Dr. James Weinstein, CEO of Dartmouth-Hitchcock health system in Lebanon, N.H., and a spine surgeon, was deeply involved in the deliberations leading up to the Affordable Care Act. He continues to press for delivery-system change. He recently sat down with Modern Healthcare editor Merrill Goozner to discuss the book he recently co-authored, Unraveled: Prescriptions to Repair a Broken Healthcare System, and what he sees as the next arenas ripe for reform. This is an edited transcript.
Modern Healthcare: Why do you think there's something fundamentally broken about our healthcare system?
Dr. James Weinstein: There are serious issues with the health system that warrant serious solutions. At Dartmouth, for decades, we've looked at the variation in care across the country. It's our turn now to come up with solutions. We're working with colleagues across the country on projects related to what I like to call informed choice to help patients have better decisionmaking. To make informed choices, they need to be well-informed. We're working on the transparency around pricing and outcomes. It's not good enough to just say this is how much is being charged or this is how much something cost. What kind of value do you get from that charge or cost or from a procedure you might have? For value-based payments, it's critically important to have transparency about what it cost. We spent a great deal of time building an infrastructure to provide those kind of answers for our patients at Dartmouth-Hitchcock and we're working with colleagues across the nation to do the same thing.
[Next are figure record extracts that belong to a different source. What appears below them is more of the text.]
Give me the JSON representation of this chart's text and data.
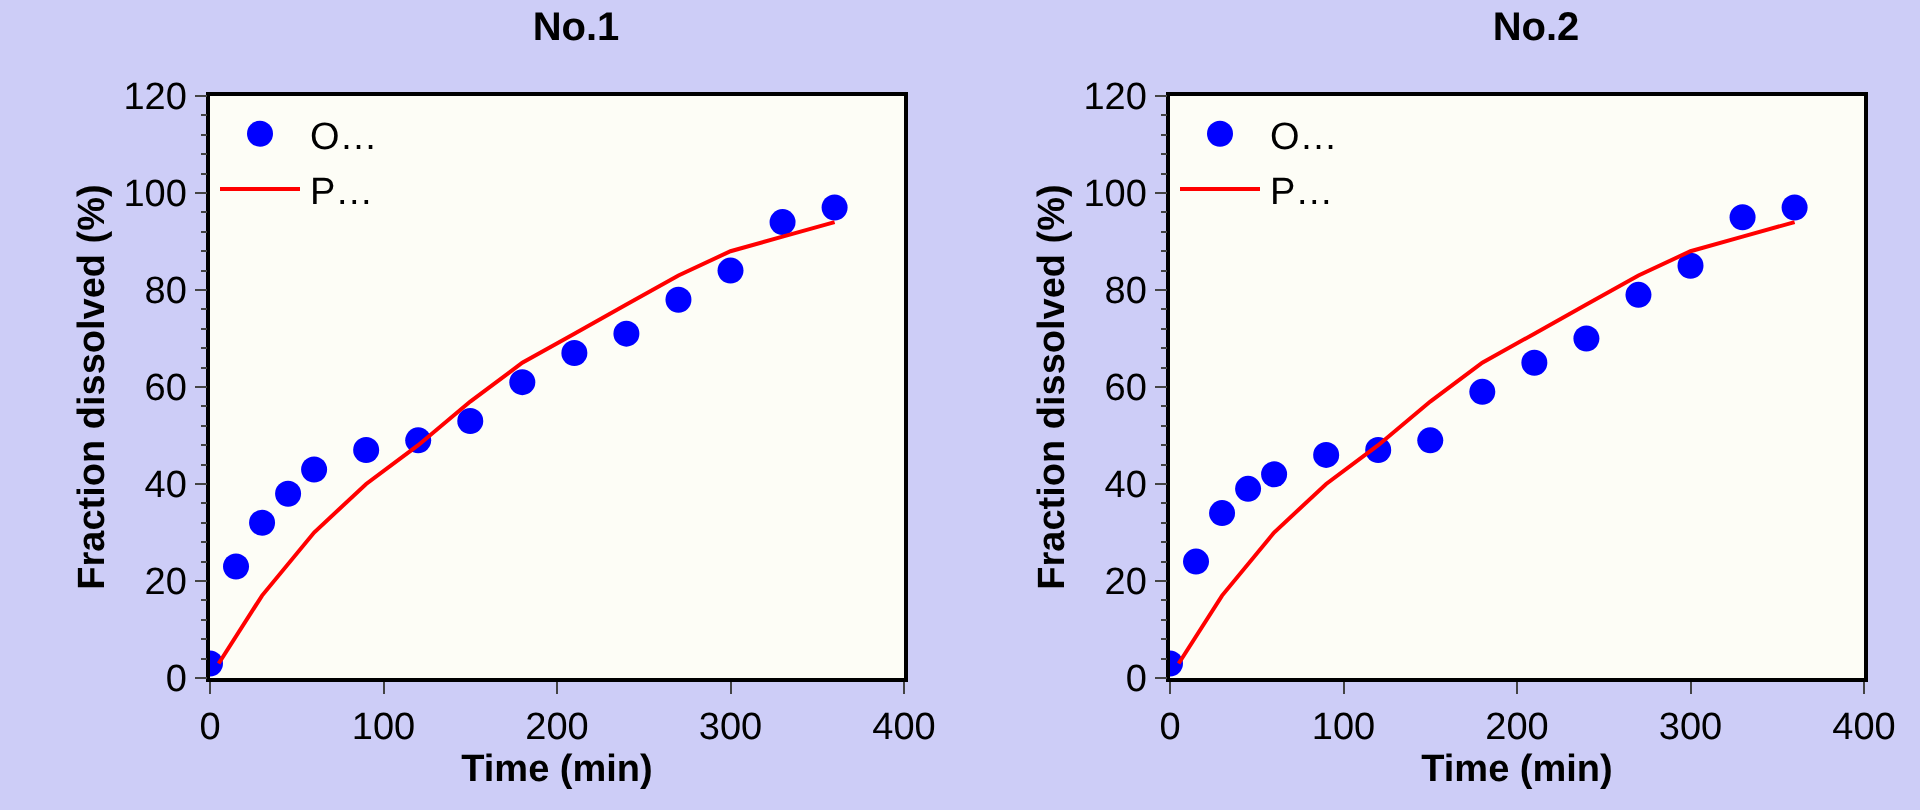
{
  "chart_data": [
    {
      "type": "scatter",
      "title": "No.1",
      "xlabel": "Time (min)",
      "ylabel": "Fraction dissolved (%)",
      "xlim": [
        0,
        400
      ],
      "xticks": [
        0,
        100,
        200,
        300,
        400
      ],
      "ylim": [
        0,
        120
      ],
      "yticks": [
        0,
        20,
        40,
        60,
        80,
        100,
        120
      ],
      "legend": "top left",
      "grid": false,
      "series": [
        {
          "name": "O…",
          "color": "#0000ff",
          "marker": "circle",
          "x": [
            0,
            15,
            30,
            45,
            60,
            90,
            120,
            150,
            180,
            210,
            240,
            270,
            300,
            330,
            360
          ],
          "values": [
            3,
            23,
            32,
            38,
            43,
            47,
            49,
            53,
            61,
            67,
            71,
            78,
            84,
            94,
            97
          ]
        },
        {
          "name": "P…",
          "type": "line",
          "color": "#ff0000",
          "marker": "none",
          "line_style": "solid",
          "x": [
            5,
            30,
            60,
            90,
            120,
            150,
            180,
            210,
            240,
            270,
            300,
            330,
            360
          ],
          "values": [
            3,
            17,
            30,
            40,
            48,
            57,
            65,
            71,
            77,
            83,
            88,
            91,
            94
          ]
        }
      ]
    },
    {
      "type": "scatter",
      "title": "No.2",
      "xlabel": "Time (min)",
      "ylabel": "Fraction dissolved (%)",
      "xlim": [
        0,
        400
      ],
      "xticks": [
        0,
        100,
        200,
        300,
        400
      ],
      "ylim": [
        0,
        120
      ],
      "yticks": [
        0,
        20,
        40,
        60,
        80,
        100,
        120
      ],
      "legend": "top left",
      "grid": false,
      "series": [
        {
          "name": "O…",
          "color": "#0000ff",
          "marker": "circle",
          "x": [
            0,
            15,
            30,
            45,
            60,
            90,
            120,
            150,
            180,
            210,
            240,
            270,
            300,
            330,
            360
          ],
          "values": [
            3,
            24,
            34,
            39,
            42,
            46,
            47,
            49,
            59,
            65,
            70,
            79,
            85,
            95,
            97
          ]
        },
        {
          "name": "P…",
          "type": "line",
          "color": "#ff0000",
          "marker": "none",
          "line_style": "solid",
          "x": [
            5,
            30,
            60,
            90,
            120,
            150,
            180,
            210,
            240,
            270,
            300,
            330,
            360
          ],
          "values": [
            3,
            17,
            30,
            40,
            48,
            57,
            65,
            71,
            77,
            83,
            88,
            91,
            94
          ]
        }
      ]
    }
  ]
}
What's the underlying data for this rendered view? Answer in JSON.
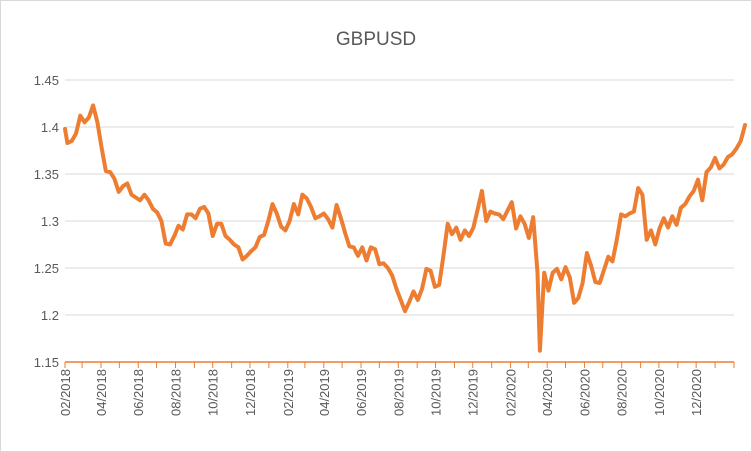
{
  "chart_data": {
    "type": "line",
    "title": "GBPUSD",
    "xlabel": "",
    "ylabel": "",
    "ylim": [
      1.15,
      1.45
    ],
    "yticks": [
      1.15,
      1.2,
      1.25,
      1.3,
      1.35,
      1.4,
      1.45
    ],
    "xtick_labels": [
      "02/2018",
      "04/2018",
      "06/2018",
      "08/2018",
      "10/2018",
      "12/2018",
      "02/2019",
      "04/2019",
      "06/2019",
      "08/2019",
      "10/2019",
      "12/2019",
      "02/2020",
      "04/2020",
      "06/2020",
      "08/2020",
      "10/2020",
      "12/2020"
    ],
    "grid": true,
    "legend": "none",
    "line_color": "#ed7d31",
    "x_start": "2018-02",
    "x_end": "2021-02",
    "series": [
      {
        "name": "",
        "points": [
          [
            "2018-02-01",
            1.398
          ],
          [
            "2018-02-05",
            1.383
          ],
          [
            "2018-02-12",
            1.385
          ],
          [
            "2018-02-19",
            1.393
          ],
          [
            "2018-02-26",
            1.412
          ],
          [
            "2018-03-05",
            1.405
          ],
          [
            "2018-03-12",
            1.41
          ],
          [
            "2018-03-19",
            1.423
          ],
          [
            "2018-03-26",
            1.405
          ],
          [
            "2018-04-02",
            1.378
          ],
          [
            "2018-04-09",
            1.353
          ],
          [
            "2018-04-16",
            1.352
          ],
          [
            "2018-04-23",
            1.345
          ],
          [
            "2018-04-30",
            1.331
          ],
          [
            "2018-05-07",
            1.337
          ],
          [
            "2018-05-14",
            1.34
          ],
          [
            "2018-05-21",
            1.328
          ],
          [
            "2018-05-28",
            1.325
          ],
          [
            "2018-06-04",
            1.322
          ],
          [
            "2018-06-11",
            1.328
          ],
          [
            "2018-06-18",
            1.322
          ],
          [
            "2018-06-25",
            1.313
          ],
          [
            "2018-07-02",
            1.309
          ],
          [
            "2018-07-09",
            1.3
          ],
          [
            "2018-07-16",
            1.276
          ],
          [
            "2018-07-23",
            1.275
          ],
          [
            "2018-07-30",
            1.284
          ],
          [
            "2018-08-06",
            1.295
          ],
          [
            "2018-08-13",
            1.291
          ],
          [
            "2018-08-20",
            1.307
          ],
          [
            "2018-08-27",
            1.307
          ],
          [
            "2018-09-03",
            1.303
          ],
          [
            "2018-09-10",
            1.313
          ],
          [
            "2018-09-17",
            1.315
          ],
          [
            "2018-09-24",
            1.308
          ],
          [
            "2018-10-01",
            1.284
          ],
          [
            "2018-10-08",
            1.297
          ],
          [
            "2018-10-15",
            1.297
          ],
          [
            "2018-10-22",
            1.284
          ],
          [
            "2018-10-29",
            1.28
          ],
          [
            "2018-11-05",
            1.275
          ],
          [
            "2018-11-12",
            1.272
          ],
          [
            "2018-11-19",
            1.259
          ],
          [
            "2018-11-26",
            1.263
          ],
          [
            "2018-12-03",
            1.268
          ],
          [
            "2018-12-10",
            1.272
          ],
          [
            "2018-12-17",
            1.283
          ],
          [
            "2018-12-24",
            1.285
          ],
          [
            "2018-12-31",
            1.3
          ],
          [
            "2019-01-07",
            1.318
          ],
          [
            "2019-01-14",
            1.308
          ],
          [
            "2019-01-21",
            1.294
          ],
          [
            "2019-01-28",
            1.29
          ],
          [
            "2019-02-04",
            1.3
          ],
          [
            "2019-02-11",
            1.318
          ],
          [
            "2019-02-18",
            1.307
          ],
          [
            "2019-02-25",
            1.328
          ],
          [
            "2019-03-04",
            1.324
          ],
          [
            "2019-03-11",
            1.315
          ],
          [
            "2019-03-18",
            1.303
          ],
          [
            "2019-03-25",
            1.305
          ],
          [
            "2019-04-01",
            1.308
          ],
          [
            "2019-04-08",
            1.302
          ],
          [
            "2019-04-15",
            1.293
          ],
          [
            "2019-04-22",
            1.317
          ],
          [
            "2019-04-29",
            1.303
          ],
          [
            "2019-05-06",
            1.287
          ],
          [
            "2019-05-13",
            1.273
          ],
          [
            "2019-05-20",
            1.272
          ],
          [
            "2019-05-27",
            1.263
          ],
          [
            "2019-06-03",
            1.272
          ],
          [
            "2019-06-10",
            1.258
          ],
          [
            "2019-06-17",
            1.272
          ],
          [
            "2019-06-24",
            1.27
          ],
          [
            "2019-07-01",
            1.254
          ],
          [
            "2019-07-08",
            1.255
          ],
          [
            "2019-07-15",
            1.25
          ],
          [
            "2019-07-22",
            1.242
          ],
          [
            "2019-07-29",
            1.228
          ],
          [
            "2019-08-05",
            1.216
          ],
          [
            "2019-08-12",
            1.204
          ],
          [
            "2019-08-19",
            1.214
          ],
          [
            "2019-08-26",
            1.225
          ],
          [
            "2019-09-02",
            1.216
          ],
          [
            "2019-09-09",
            1.228
          ],
          [
            "2019-09-16",
            1.249
          ],
          [
            "2019-09-23",
            1.247
          ],
          [
            "2019-09-30",
            1.23
          ],
          [
            "2019-10-07",
            1.232
          ],
          [
            "2019-10-14",
            1.263
          ],
          [
            "2019-10-21",
            1.297
          ],
          [
            "2019-10-28",
            1.286
          ],
          [
            "2019-11-04",
            1.293
          ],
          [
            "2019-11-11",
            1.28
          ],
          [
            "2019-11-18",
            1.29
          ],
          [
            "2019-11-25",
            1.284
          ],
          [
            "2019-12-02",
            1.293
          ],
          [
            "2019-12-09",
            1.312
          ],
          [
            "2019-12-16",
            1.332
          ],
          [
            "2019-12-23",
            1.3
          ],
          [
            "2019-12-30",
            1.31
          ],
          [
            "2020-01-06",
            1.308
          ],
          [
            "2020-01-13",
            1.307
          ],
          [
            "2020-01-20",
            1.302
          ],
          [
            "2020-01-27",
            1.311
          ],
          [
            "2020-02-03",
            1.32
          ],
          [
            "2020-02-10",
            1.292
          ],
          [
            "2020-02-17",
            1.305
          ],
          [
            "2020-02-24",
            1.297
          ],
          [
            "2020-03-02",
            1.282
          ],
          [
            "2020-03-09",
            1.304
          ],
          [
            "2020-03-16",
            1.245
          ],
          [
            "2020-03-20",
            1.162
          ],
          [
            "2020-03-27",
            1.245
          ],
          [
            "2020-04-03",
            1.226
          ],
          [
            "2020-04-10",
            1.245
          ],
          [
            "2020-04-17",
            1.249
          ],
          [
            "2020-04-24",
            1.238
          ],
          [
            "2020-05-01",
            1.251
          ],
          [
            "2020-05-08",
            1.24
          ],
          [
            "2020-05-15",
            1.213
          ],
          [
            "2020-05-22",
            1.218
          ],
          [
            "2020-05-29",
            1.234
          ],
          [
            "2020-06-05",
            1.266
          ],
          [
            "2020-06-12",
            1.252
          ],
          [
            "2020-06-19",
            1.235
          ],
          [
            "2020-06-26",
            1.234
          ],
          [
            "2020-07-03",
            1.248
          ],
          [
            "2020-07-10",
            1.262
          ],
          [
            "2020-07-17",
            1.257
          ],
          [
            "2020-07-24",
            1.28
          ],
          [
            "2020-07-31",
            1.307
          ],
          [
            "2020-08-07",
            1.305
          ],
          [
            "2020-08-14",
            1.308
          ],
          [
            "2020-08-21",
            1.31
          ],
          [
            "2020-08-28",
            1.335
          ],
          [
            "2020-09-04",
            1.328
          ],
          [
            "2020-09-11",
            1.28
          ],
          [
            "2020-09-18",
            1.29
          ],
          [
            "2020-09-25",
            1.275
          ],
          [
            "2020-10-02",
            1.292
          ],
          [
            "2020-10-09",
            1.303
          ],
          [
            "2020-10-16",
            1.293
          ],
          [
            "2020-10-23",
            1.305
          ],
          [
            "2020-10-30",
            1.296
          ],
          [
            "2020-11-06",
            1.314
          ],
          [
            "2020-11-13",
            1.318
          ],
          [
            "2020-11-20",
            1.326
          ],
          [
            "2020-11-27",
            1.332
          ],
          [
            "2020-12-04",
            1.344
          ],
          [
            "2020-12-11",
            1.322
          ],
          [
            "2020-12-18",
            1.352
          ],
          [
            "2020-12-25",
            1.357
          ],
          [
            "2021-01-01",
            1.367
          ],
          [
            "2021-01-08",
            1.356
          ],
          [
            "2021-01-15",
            1.36
          ],
          [
            "2021-01-22",
            1.368
          ],
          [
            "2021-01-29",
            1.371
          ],
          [
            "2021-02-05",
            1.377
          ],
          [
            "2021-02-12",
            1.385
          ],
          [
            "2021-02-19",
            1.402
          ]
        ]
      }
    ]
  }
}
MH: Patients tend to be more conservative if they're given a role in making the choices. How does a Dartmouth prepare for a world in which you're going to be getting less revenue?
Weinstein: We must do what's right for the patient and the consumer, not what's right for Dartmouth-Hitchcock. If you start with the premise of what the patient needs and what the population needs, you might actually build your health system in a very different way. You might actually do better work and make more revenue than you do today by trying to prevent things. Today, we're paid for doing things. Imagine what we could do if we could prevent things and I didn't have to have so many hospital beds with so many sick people. We have to get upstream. We have to start dealing with our nation's greatest problems in mental illness, drug abuse, childhood obesity. Smoking is still a problem.
MH: How does a healthcare system do that on a day-to-day basis?
Weinstein: First of all, we have a strategy that deals with our organization. We take part of our investment portfolio and invest it into the populations we serve in things they need most, which aren't reimbursed well, like mental illness, like end-of-life decisions, like having the ability to make your decisions before you're going to die about how you want your life to end. We build a technology infrastructure that makes care available closer to the home. We're trying to find ways to make care consumer-friendly, not hospital-friendly. We try to find ways to work with you after you leave the hospital to keep you from coming back.
MH: You also formed an insurance arm with Harvard Pilgrim as a way of changing the reimbursement incentives inside your own system.
Weinstein: We're very excited about our partnership in the insurance space. It brings us as a system into a space where we can get closer to our patients and their needs around the premium dollar. We want to lower the cost for the patient who's actually experiencing greater cost because of the change to high-deductible plans, where they have more out-of-pocket cost. We went into the market with a premium that was 15% lower than anything else in our region to lower their out-of-pocket cost upfront. Then we created networks with other partner systems so we get continuity of care where as you go from hospital to hospital, you do not have to retell the same story over and over again. We've worked to create the kind of quality of care and practices that are evidence-based across an integrated system that does the same work, has the same medical records structure, the same protocols and the same answers. But you don't have to come to Dartmouth-Hitchcock to get that. You can go to any of our partners in the health plan or in our network.